When the sizes of semiconductor crystals reach a few nanometers, a quantum size effect occurs due to strong spatial confinement of charge carriers, which provides new possibilities for constructing novel and powerful optoelectronic devices. Semiconductor quantum dots are recognized as materials with superior optical gain as compared with bulk and quantum well materials. Unlike traditional top-down fabrication processes such as photolithography, the unique bottom-up synthesis approach of low-dimensional semiconductor materials not only simplifies the preparation of micro- and nano-lasers but also provides high-quality self-resonant cavities. Perovskite nanomaterials, as a new type of semiconductor optoelectronic material, possess excellent optical properties and high carrier transport characteristics, making them ideal optical gain media for on-chip integrated micro- and nano-light sources. In the field of micro- and nano-lasers, perovskite nanomaterials are mainly grouped into two categories: organic-inorganic hybrid structures and all-inorganic structures based on the ABX₃ structure. Studied nanostructures include nanoplates, nanowires, and quantum dots (Fig. 1). In 2014, Sum et al. published their findings on amplified spontaneous emission and lasing in MAPbX₃ thin-film materials, which initiated research on perovskite micro- and nano-lasers. In 2015, Kovalenkos group reported for the first time spontaneous emission amplification phenomenon in all-inorganic CsPbBr₃ perovskite quantum dots. Since then, various low-dimensional semiconductor micro- and nano-lasers have been reported based on different morphological structures, including micro-ring cavities, cubic cavities, nanowires, nanoplates, and quantum dots (Fig. 2). In this article, the developmental status of low-dimensional semiconductor micro- and nano-lasers is first introduced. The research progress of micro- and nano-lasers is then presented based on different gain materials and structures, and their applications in fields such as quantum coding, optical anti-counterfeiting, ultrafast optics, and other fields are described. Finally, we summarize the development of low-dimensional micro- and nano-laser and forecast future developmental trends.

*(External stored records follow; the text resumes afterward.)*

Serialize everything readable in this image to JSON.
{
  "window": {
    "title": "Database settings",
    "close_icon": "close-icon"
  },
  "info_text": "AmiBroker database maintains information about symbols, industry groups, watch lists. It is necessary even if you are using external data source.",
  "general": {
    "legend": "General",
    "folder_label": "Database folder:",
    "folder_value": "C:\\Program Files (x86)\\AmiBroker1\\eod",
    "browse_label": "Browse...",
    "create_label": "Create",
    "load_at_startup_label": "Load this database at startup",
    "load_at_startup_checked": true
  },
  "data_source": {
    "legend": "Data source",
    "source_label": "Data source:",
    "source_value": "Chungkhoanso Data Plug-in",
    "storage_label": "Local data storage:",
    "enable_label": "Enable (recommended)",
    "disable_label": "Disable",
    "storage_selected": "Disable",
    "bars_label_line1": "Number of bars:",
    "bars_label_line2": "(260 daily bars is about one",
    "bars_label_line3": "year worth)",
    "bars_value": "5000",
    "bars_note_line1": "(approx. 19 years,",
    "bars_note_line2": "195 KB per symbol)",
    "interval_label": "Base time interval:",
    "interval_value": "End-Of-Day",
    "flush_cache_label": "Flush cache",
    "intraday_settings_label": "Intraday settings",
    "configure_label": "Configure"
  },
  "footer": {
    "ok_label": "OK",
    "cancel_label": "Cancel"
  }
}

Low-dimensional semiconductor micro- and nano-structures serve as major platforms for studying the interaction between light and matter. Harnessing the mechanisms of micro- and nano-structures, high-performance research on micro- and nano-lasers involves interdisciplinary collaboration across fields such as chemistry, materials science, and physics. This research has significant applications in areas such as micro- and nano-light sources, optical communication sensing, photonic computing, and quantum information processing. To achieve practical applications of low-dimensional semiconductor micro- and nano-lasers through continuous wave pumping and electrical pumping, further exploration and analysis of the physical mechanisms and resonance modes involved in continuous wave pumping laser formation are essential. In addition, a systematic investigation of the requirements for material structures and gain properties under continuous wave pumping is necessary to ensure beam quality and stability of laser output. Finally, achieving electrical injection lasers requires thoughtful and extensively forward-looking research.